There have been studies utilizing long leg radiographs to investigate detailed angular values related to coronal alignment24,25,26,27,28. However, these papers commonly employ a method where landmarks are directly annotated by humans, and algorithms are subsequently trained based on this annotated data. This approach inherently introduces a potential bias to the reference values, as the ground truth is produced by humans marking points manually. In contrast, our approach involves segmentation followed by the identification of landmarks using a predetermined rule-based system. This method has the potential to reduce interobserver agreement on ground truth, as it eliminates the reliance on manual point annotation by humans. Moreover, the segmentation mask generated by the algorithm can be used to identify new geometric landmarks.

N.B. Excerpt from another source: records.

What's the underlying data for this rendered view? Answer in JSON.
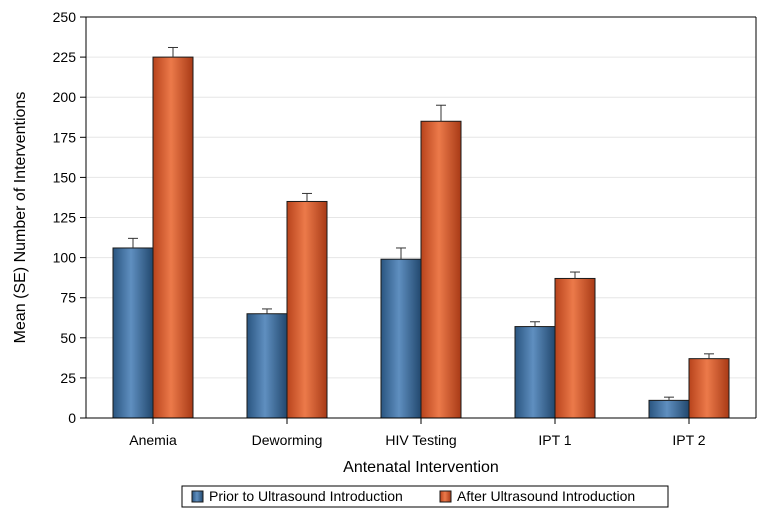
{
  "chart_data": {
    "type": "bar",
    "title": "",
    "xlabel": "Antenatal Intervention",
    "ylabel": "Mean (SE) Number of Interventions",
    "ylim": [
      0,
      250
    ],
    "yticks": [
      0,
      25,
      50,
      75,
      100,
      125,
      150,
      175,
      200,
      225,
      250
    ],
    "grid": true,
    "legend_placement": "bottom",
    "categories": [
      "Anemia",
      "Deworming",
      "HIV Testing",
      "IPT 1",
      "IPT 2"
    ],
    "series": [
      {
        "name": "Prior to Ultrasound Introduction",
        "color": "#3a6f9f",
        "values": [
          106,
          65,
          99,
          57,
          11
        ],
        "se": [
          6,
          3,
          7,
          3,
          2
        ]
      },
      {
        "name": "After Ultrasound Introduction",
        "color": "#d8582c",
        "values": [
          225,
          135,
          185,
          87,
          37
        ],
        "se": [
          6,
          5,
          10,
          4,
          3
        ]
      }
    ]
  }
}
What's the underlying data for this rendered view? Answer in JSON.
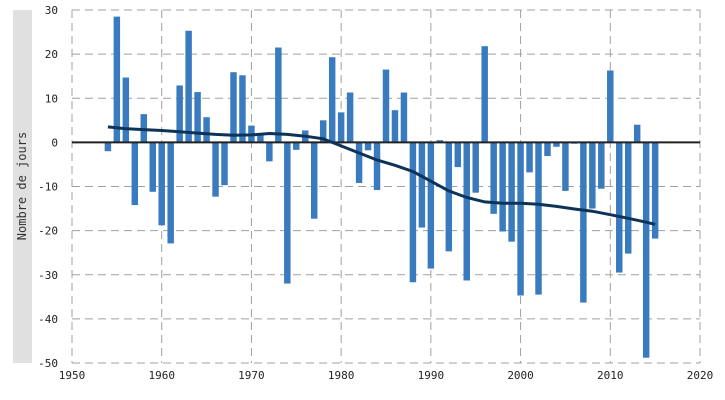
{
  "chart_data": {
    "type": "bar",
    "title": "",
    "xlabel": "",
    "ylabel": "Nombre de jours",
    "xlim": [
      1950,
      2020
    ],
    "ylim": [
      -50,
      30
    ],
    "xticks": [
      1950,
      1960,
      1970,
      1980,
      1990,
      2000,
      2010,
      2020
    ],
    "yticks": [
      30,
      20,
      10,
      0,
      -10,
      -20,
      -30,
      -40,
      -50
    ],
    "grid": true,
    "colors": {
      "bars": "#3a7abf",
      "trend": "#0d3358",
      "zero_line": "#222222",
      "grid": "#a0a0a0"
    },
    "series": [
      {
        "type": "bar",
        "x": [
          1954,
          1955,
          1956,
          1957,
          1958,
          1959,
          1960,
          1961,
          1962,
          1963,
          1964,
          1965,
          1966,
          1967,
          1968,
          1969,
          1970,
          1971,
          1972,
          1973,
          1974,
          1975,
          1976,
          1977,
          1978,
          1979,
          1980,
          1981,
          1982,
          1983,
          1984,
          1985,
          1986,
          1987,
          1988,
          1989,
          1990,
          1991,
          1992,
          1993,
          1994,
          1995,
          1996,
          1997,
          1998,
          1999,
          2000,
          2001,
          2002,
          2003,
          2004,
          2005,
          2006,
          2007,
          2008,
          2009,
          2010,
          2011,
          2012,
          2013,
          2014,
          2015
        ],
        "values": [
          -2,
          28.5,
          14.7,
          -14.2,
          6.4,
          -11.2,
          -18.8,
          -22.9,
          12.9,
          25.3,
          11.4,
          5.7,
          -12.3,
          -9.7,
          15.9,
          15.2,
          3.8,
          1.6,
          -4.3,
          21.5,
          -32,
          -1.7,
          2.7,
          -17.3,
          5,
          19.3,
          6.8,
          11.3,
          -9.2,
          -1.8,
          -10.8,
          16.5,
          7.3,
          11.3,
          -31.7,
          -19.3,
          -28.6,
          0.5,
          -24.7,
          -5.6,
          -31.3,
          -11.4,
          21.8,
          -16.2,
          -20.2,
          -22.5,
          -34.7,
          -6.8,
          -34.5,
          -3.1,
          -1,
          -11,
          -0.3,
          -36.3,
          -15,
          -10.5,
          16.3,
          -29.5,
          -25.2,
          4,
          -48.8,
          -21.8
        ]
      },
      {
        "type": "line",
        "x": [
          1954,
          1956,
          1958,
          1960,
          1962,
          1964,
          1966,
          1968,
          1970,
          1972,
          1974,
          1976,
          1978,
          1980,
          1982,
          1984,
          1986,
          1988,
          1990,
          1992,
          1994,
          1996,
          1998,
          2000,
          2002,
          2004,
          2006,
          2008,
          2010,
          2012,
          2014,
          2015
        ],
        "values": [
          3.5,
          3.1,
          2.9,
          2.7,
          2.4,
          2.1,
          1.8,
          1.6,
          1.7,
          2,
          1.8,
          1.4,
          0.8,
          -0.8,
          -2.4,
          -4,
          -5.2,
          -6.6,
          -8.8,
          -11,
          -12.5,
          -13.5,
          -13.8,
          -13.8,
          -14,
          -14.5,
          -15.1,
          -15.6,
          -16.4,
          -17.2,
          -18.1,
          -18.6
        ]
      }
    ]
  }
}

Zheng et al. proposed a method for automatically measuring leg length discrepancy in a pediatric population using deep learning29. The method demonstrated a high concordance rate between manual and automatic segmentation of the pediatric leg, with a Dice value of 0.94. However, their study employed a wide exclusion criteria. In contrast, Schock et al. achieved a high level of concordance rate across a wide range of clinical and pathologic indications, with an average Sørensen–Dice coefficient of 0.97 for the femur and 0.96 for the tibia10.

In our internal validation, the readers and algorithm demonstrated a high concordance rate. The algorithm required 1 min/patient, in contrast to the manual measurement time of up to 3 min. In the external validation, the algorithm results significantly correlated with the manual measurements. However, the validation population consisted of young soldiers aged 20–30 years from a military hospital and may not represent the general population. JLCA values tended to be lower in military hospital patients than in those from the other included hospital. Nevertheless, these findings suggest that our algorithm may be useful in other populations.

Our study had several limitations. First, the training data did not include images from patients with skeletal dysplasia or hardware, limiting the clinical variability of the images. Second, several cases showed a large absolute error (> 5°) between manual and automated measurement results. Future studies should include a wider variety and number of training data to reduce these errors. Third, our study included a total of 374 images from 374 patients for algorithm development, which may be considered too few compared to those in larger studies. However, studies by Zheng et al. and Schock et al. enrolled 179 and 255 patients, respectively, and showed convincing results in their analyses, indicating that the number of cases analysed in our study (n = 374) was sufficient to demonstrate excellent performance10,29.

In conclusion, our deep-learning-based automated measurement algorithm accurately quantified the clinical values of lower limb alignment from long-leg radiographs and was faster than manual measurement was. The algorithm may be applied in clinical settings since it was validated for various patient images and clinical and pathological situations.